Rubble Rousing
Double in size, double in size….is not what INXS intended. Their rock anthem – Devil Inside – is among thousands of lyrics we mishear across the airwaves, from Mice Aroma (My Sharona) to Where Was The Thunder (Werewolves of London) to Louise the Bra Eater (La Isla Bonita).
There’s a Dallas Crane song about jetplanes and skyscrapers – the two meeting in ugly jihad circumstances – and I thought the whole thing was about a rocky love affair until I found the lyric sheet…
Such popular gaffes are labelled mondegreens, after an olde-time Scottish ballad – The Bonnie Earl O’Murray – where Lady Mondegreen is minted from the actual phrase, ‘and laid him on the green.’
Ditch the music, and the conversational counterpart is known as an eggcorn, a common mishearing of the oak’s humble origins. Kids do it all the time. We say ‘all for nought’ and they think it’s all for knot – which of course, it is not.

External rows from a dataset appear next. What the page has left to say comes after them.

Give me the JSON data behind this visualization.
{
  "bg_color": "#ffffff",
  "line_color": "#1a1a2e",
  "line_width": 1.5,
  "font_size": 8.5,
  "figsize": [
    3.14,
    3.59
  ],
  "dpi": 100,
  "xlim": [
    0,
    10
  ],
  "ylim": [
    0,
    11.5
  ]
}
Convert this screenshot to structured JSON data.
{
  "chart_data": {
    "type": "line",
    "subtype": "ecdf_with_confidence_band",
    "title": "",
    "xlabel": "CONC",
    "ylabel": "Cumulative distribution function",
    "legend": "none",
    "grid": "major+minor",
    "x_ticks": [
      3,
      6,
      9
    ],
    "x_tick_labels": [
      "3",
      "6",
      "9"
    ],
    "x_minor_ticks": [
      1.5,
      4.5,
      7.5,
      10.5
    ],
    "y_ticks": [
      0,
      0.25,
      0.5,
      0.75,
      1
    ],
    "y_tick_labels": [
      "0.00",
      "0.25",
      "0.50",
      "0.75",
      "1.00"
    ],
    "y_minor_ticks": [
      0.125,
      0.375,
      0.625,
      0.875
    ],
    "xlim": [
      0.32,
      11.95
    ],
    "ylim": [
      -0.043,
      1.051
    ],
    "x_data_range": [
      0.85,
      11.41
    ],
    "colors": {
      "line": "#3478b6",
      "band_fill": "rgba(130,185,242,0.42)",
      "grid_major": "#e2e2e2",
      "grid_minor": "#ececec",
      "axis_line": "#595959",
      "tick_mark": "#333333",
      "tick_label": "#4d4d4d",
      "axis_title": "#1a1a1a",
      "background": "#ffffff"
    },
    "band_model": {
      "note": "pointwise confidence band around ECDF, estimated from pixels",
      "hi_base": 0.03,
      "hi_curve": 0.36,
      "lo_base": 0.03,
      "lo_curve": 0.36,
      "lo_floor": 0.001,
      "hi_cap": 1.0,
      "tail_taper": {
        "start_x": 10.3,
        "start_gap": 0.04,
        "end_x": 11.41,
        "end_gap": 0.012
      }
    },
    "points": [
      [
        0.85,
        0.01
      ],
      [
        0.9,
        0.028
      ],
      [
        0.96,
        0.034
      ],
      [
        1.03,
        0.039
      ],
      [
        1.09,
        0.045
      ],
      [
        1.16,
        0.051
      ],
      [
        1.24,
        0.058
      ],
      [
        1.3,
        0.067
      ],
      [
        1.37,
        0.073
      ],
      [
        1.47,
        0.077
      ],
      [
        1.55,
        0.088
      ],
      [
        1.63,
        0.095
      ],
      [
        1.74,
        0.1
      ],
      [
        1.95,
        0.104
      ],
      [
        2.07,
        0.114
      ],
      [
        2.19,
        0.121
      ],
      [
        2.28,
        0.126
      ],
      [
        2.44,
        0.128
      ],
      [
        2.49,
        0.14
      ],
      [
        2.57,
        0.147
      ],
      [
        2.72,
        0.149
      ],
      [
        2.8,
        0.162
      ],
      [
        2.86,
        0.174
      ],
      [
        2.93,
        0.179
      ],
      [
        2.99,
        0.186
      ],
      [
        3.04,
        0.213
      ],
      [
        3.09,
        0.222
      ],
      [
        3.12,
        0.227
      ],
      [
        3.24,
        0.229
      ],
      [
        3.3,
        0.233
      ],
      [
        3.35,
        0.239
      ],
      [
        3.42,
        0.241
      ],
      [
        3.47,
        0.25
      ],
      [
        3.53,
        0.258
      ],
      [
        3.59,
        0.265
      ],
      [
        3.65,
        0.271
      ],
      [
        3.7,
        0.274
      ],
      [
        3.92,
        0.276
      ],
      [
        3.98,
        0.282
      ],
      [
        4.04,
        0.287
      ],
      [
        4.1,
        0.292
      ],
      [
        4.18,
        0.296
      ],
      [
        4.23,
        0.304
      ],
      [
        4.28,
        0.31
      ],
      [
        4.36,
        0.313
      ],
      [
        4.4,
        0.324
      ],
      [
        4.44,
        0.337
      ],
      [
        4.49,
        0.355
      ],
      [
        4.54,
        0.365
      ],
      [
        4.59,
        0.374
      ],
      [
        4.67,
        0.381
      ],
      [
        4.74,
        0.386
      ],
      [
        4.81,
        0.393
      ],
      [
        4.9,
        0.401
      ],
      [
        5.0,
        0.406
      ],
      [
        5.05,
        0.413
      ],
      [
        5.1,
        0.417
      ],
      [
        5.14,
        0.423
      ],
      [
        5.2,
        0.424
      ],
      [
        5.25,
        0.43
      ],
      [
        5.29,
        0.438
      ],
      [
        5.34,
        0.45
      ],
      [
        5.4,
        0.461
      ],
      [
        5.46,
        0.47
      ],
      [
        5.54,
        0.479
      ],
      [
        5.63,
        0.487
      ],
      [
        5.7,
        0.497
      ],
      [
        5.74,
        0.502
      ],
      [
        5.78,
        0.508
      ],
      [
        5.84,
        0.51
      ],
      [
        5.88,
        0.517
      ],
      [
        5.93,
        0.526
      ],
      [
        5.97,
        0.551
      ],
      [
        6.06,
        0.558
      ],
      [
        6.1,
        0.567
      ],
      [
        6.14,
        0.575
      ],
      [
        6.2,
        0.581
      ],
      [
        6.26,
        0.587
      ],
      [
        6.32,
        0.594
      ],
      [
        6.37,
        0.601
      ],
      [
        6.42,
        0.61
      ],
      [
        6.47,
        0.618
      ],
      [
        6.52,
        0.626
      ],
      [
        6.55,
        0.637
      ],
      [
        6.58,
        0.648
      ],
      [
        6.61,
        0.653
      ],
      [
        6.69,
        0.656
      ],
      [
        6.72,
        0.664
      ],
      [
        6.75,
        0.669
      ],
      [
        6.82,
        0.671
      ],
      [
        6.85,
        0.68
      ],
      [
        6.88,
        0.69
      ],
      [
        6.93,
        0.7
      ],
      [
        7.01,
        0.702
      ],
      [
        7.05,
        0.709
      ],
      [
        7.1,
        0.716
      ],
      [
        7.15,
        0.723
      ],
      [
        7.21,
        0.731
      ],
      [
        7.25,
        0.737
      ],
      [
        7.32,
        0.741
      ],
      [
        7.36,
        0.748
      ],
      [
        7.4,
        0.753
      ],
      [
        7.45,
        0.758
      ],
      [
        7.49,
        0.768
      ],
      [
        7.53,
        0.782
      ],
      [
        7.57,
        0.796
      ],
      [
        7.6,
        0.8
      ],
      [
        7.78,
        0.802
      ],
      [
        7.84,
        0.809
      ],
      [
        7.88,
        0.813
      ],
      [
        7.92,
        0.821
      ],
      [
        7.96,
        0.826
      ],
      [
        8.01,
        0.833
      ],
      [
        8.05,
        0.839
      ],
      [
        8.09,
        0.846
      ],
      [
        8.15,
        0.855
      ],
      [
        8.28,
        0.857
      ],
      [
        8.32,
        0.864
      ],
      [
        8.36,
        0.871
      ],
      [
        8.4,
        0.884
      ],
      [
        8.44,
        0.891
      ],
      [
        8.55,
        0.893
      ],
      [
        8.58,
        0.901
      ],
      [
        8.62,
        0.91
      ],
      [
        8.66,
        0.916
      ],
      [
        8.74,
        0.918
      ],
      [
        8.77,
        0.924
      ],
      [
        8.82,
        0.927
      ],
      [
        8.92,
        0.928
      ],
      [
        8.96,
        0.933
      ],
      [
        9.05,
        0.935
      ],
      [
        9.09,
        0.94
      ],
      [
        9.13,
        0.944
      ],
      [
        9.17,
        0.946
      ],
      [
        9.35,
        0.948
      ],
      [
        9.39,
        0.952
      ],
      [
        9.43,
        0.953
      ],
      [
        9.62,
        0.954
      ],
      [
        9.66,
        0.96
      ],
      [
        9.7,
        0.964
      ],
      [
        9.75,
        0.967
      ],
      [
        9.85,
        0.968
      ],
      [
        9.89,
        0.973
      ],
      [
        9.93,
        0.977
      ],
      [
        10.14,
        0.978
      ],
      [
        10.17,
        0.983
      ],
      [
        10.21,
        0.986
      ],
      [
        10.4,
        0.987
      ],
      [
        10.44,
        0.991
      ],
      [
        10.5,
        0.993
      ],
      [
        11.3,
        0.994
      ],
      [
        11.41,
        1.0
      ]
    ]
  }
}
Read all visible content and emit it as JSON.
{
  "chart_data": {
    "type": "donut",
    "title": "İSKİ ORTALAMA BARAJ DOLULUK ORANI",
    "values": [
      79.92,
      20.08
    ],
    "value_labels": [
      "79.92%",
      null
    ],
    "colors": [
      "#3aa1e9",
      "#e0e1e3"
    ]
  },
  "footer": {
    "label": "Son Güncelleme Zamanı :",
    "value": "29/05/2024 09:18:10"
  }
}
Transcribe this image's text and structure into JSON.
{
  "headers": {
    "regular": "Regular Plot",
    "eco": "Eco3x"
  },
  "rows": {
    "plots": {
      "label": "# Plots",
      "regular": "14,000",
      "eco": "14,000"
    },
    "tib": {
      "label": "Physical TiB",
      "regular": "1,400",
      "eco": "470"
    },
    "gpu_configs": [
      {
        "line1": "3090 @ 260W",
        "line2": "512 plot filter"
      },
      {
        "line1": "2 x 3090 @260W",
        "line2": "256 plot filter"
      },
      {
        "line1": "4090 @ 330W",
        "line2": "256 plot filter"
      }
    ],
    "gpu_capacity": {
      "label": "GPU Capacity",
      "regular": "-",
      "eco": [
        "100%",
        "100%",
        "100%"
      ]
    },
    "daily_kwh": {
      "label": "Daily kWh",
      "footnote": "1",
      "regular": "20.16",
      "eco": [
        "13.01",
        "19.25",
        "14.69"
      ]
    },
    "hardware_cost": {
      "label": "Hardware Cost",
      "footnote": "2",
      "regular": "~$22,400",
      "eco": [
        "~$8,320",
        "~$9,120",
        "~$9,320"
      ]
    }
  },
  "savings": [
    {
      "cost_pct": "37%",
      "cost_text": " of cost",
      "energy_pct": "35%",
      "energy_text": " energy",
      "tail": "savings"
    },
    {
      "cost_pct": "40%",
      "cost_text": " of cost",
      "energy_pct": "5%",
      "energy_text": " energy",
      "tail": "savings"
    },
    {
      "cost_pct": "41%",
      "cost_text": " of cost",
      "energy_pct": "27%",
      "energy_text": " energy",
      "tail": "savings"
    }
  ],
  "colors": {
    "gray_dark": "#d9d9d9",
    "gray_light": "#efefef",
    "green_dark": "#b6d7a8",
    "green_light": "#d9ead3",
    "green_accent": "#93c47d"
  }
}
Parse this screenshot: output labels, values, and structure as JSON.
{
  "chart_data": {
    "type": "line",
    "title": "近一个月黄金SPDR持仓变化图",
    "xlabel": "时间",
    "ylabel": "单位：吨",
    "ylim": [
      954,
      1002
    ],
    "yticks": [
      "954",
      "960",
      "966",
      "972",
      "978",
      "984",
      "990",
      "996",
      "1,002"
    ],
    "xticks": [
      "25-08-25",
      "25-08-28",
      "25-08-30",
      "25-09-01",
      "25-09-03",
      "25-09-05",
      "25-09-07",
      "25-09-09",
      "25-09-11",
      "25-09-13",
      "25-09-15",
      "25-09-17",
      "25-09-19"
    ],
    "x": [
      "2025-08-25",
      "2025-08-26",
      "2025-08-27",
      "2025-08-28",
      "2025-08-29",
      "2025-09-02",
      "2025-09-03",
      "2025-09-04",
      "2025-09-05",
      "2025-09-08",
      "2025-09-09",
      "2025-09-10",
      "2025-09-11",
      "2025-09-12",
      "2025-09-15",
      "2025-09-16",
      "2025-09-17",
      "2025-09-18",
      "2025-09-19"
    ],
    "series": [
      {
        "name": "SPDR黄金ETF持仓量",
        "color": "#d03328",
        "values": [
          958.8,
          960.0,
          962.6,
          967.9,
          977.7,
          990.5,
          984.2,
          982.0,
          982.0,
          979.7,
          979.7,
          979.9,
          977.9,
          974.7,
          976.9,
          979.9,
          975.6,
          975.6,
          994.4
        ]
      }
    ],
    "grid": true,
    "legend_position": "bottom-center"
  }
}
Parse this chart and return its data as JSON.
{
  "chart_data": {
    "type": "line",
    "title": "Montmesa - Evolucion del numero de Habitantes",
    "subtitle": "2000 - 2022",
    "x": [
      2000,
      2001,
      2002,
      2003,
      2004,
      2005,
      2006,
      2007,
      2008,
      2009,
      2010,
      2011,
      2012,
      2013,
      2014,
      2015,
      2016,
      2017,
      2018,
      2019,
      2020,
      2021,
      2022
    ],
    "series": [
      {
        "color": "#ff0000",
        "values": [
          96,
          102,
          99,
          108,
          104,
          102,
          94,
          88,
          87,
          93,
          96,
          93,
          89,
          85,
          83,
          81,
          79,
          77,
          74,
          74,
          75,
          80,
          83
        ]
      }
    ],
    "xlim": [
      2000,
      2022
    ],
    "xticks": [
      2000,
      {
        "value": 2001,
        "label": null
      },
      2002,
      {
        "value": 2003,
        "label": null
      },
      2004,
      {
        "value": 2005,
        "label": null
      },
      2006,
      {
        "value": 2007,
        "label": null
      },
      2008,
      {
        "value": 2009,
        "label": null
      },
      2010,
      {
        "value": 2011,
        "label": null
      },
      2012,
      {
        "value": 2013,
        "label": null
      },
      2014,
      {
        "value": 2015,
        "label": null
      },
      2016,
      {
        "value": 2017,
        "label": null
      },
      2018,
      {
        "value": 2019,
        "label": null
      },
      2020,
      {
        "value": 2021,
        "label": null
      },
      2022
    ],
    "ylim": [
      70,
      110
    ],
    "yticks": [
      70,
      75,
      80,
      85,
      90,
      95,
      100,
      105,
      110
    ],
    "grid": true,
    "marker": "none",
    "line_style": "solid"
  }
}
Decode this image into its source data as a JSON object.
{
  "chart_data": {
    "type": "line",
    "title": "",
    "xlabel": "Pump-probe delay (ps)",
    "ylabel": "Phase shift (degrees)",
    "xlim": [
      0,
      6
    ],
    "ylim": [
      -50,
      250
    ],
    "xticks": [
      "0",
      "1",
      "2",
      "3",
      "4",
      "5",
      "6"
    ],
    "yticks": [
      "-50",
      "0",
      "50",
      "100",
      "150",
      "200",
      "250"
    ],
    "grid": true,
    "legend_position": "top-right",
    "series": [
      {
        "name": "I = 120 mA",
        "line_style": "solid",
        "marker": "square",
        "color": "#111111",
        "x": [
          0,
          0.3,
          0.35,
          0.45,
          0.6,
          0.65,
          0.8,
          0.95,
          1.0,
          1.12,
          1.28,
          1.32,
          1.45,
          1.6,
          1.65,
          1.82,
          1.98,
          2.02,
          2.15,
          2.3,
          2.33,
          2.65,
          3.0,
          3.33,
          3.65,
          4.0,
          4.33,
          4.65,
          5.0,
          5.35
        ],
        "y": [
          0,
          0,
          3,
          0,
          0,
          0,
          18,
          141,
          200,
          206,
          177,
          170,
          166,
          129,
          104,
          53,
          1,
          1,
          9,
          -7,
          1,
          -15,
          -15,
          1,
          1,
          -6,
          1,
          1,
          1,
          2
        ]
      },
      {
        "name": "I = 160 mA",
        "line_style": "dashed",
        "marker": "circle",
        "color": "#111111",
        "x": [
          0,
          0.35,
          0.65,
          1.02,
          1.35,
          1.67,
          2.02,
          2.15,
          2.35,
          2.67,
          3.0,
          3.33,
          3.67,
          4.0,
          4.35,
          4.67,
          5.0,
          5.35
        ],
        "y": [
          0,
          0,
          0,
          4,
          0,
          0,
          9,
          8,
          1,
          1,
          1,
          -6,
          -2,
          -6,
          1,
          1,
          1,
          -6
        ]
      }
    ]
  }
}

Linguists spend whole semesters trying to separate human eggcorns (such as ‘spurt of the moment’) from malapropisms, where the wrong word is implanted through a mental disconnect (such as telling amusing antidotes, or phoning the RSVP if your car breaks down).
Evidence of this eggheaded behaviour regarding eggcorns, false eggcorns, and questionable eggcorns is to be found at the Eggcorn Database, no less, where some of my faves include:
+ Old Timer’s disease
+ curled up in the feeble position
+ lack toast intolerant, and
+ in lame man’s terms.
I must admit to malapropping a few months back – mid-interview which is worse – saying how I was prepared to conceive the point. In my foetal defence I can cite the anxiety of having a large Triple-R microphone in my moosh.
Re eggcorning, if all goes well, I’m sure to dredge a few transgressions from my past. As a kid I did wonder why anyone hoed hard roads, and why rock-n-rollers etc put their pedals to the medal. What false phrases have you detected, or uttered in your salad daze? I’m sure with a few confessions and observations we can amass a dozen eggcorns.
August 19th, 2009 at 1:01 am
My favourite was a friend’s child who drew a picture of the Crucifiction. She had drawn a very peculiar crucifix fitted with red flashing lights and boomgates. When asked about it, she explained that Jesus died on the crossing.
September 4th, 2009 at 4:55 pm
For a long time my daughter was keen to visit Sydney in order to climb the Centipede Tower.
I’d always suspected that eggcorn, um, couldn’t be topped until I read a tertiary student’s article last year, telling me that about the excellent panorama to be enjoyed from the observation deck of the Centrelink Tower.
(You’d have to pay me as well, walking up all those stairs.)
March 2nd, 2010 at 12:48 am
At one stage I worked at triple 0. If a caller was on a mobile it was imperative to find out which town and state they were in. A caller had trouble recollecting what state he was in. But after a few ums and aah said he was in the ACTU.
March 2nd, 2010 at 8:33 am
Nice one. Like the time my car broke down, and that same Centipede girl in my life suggested I call the RSVP.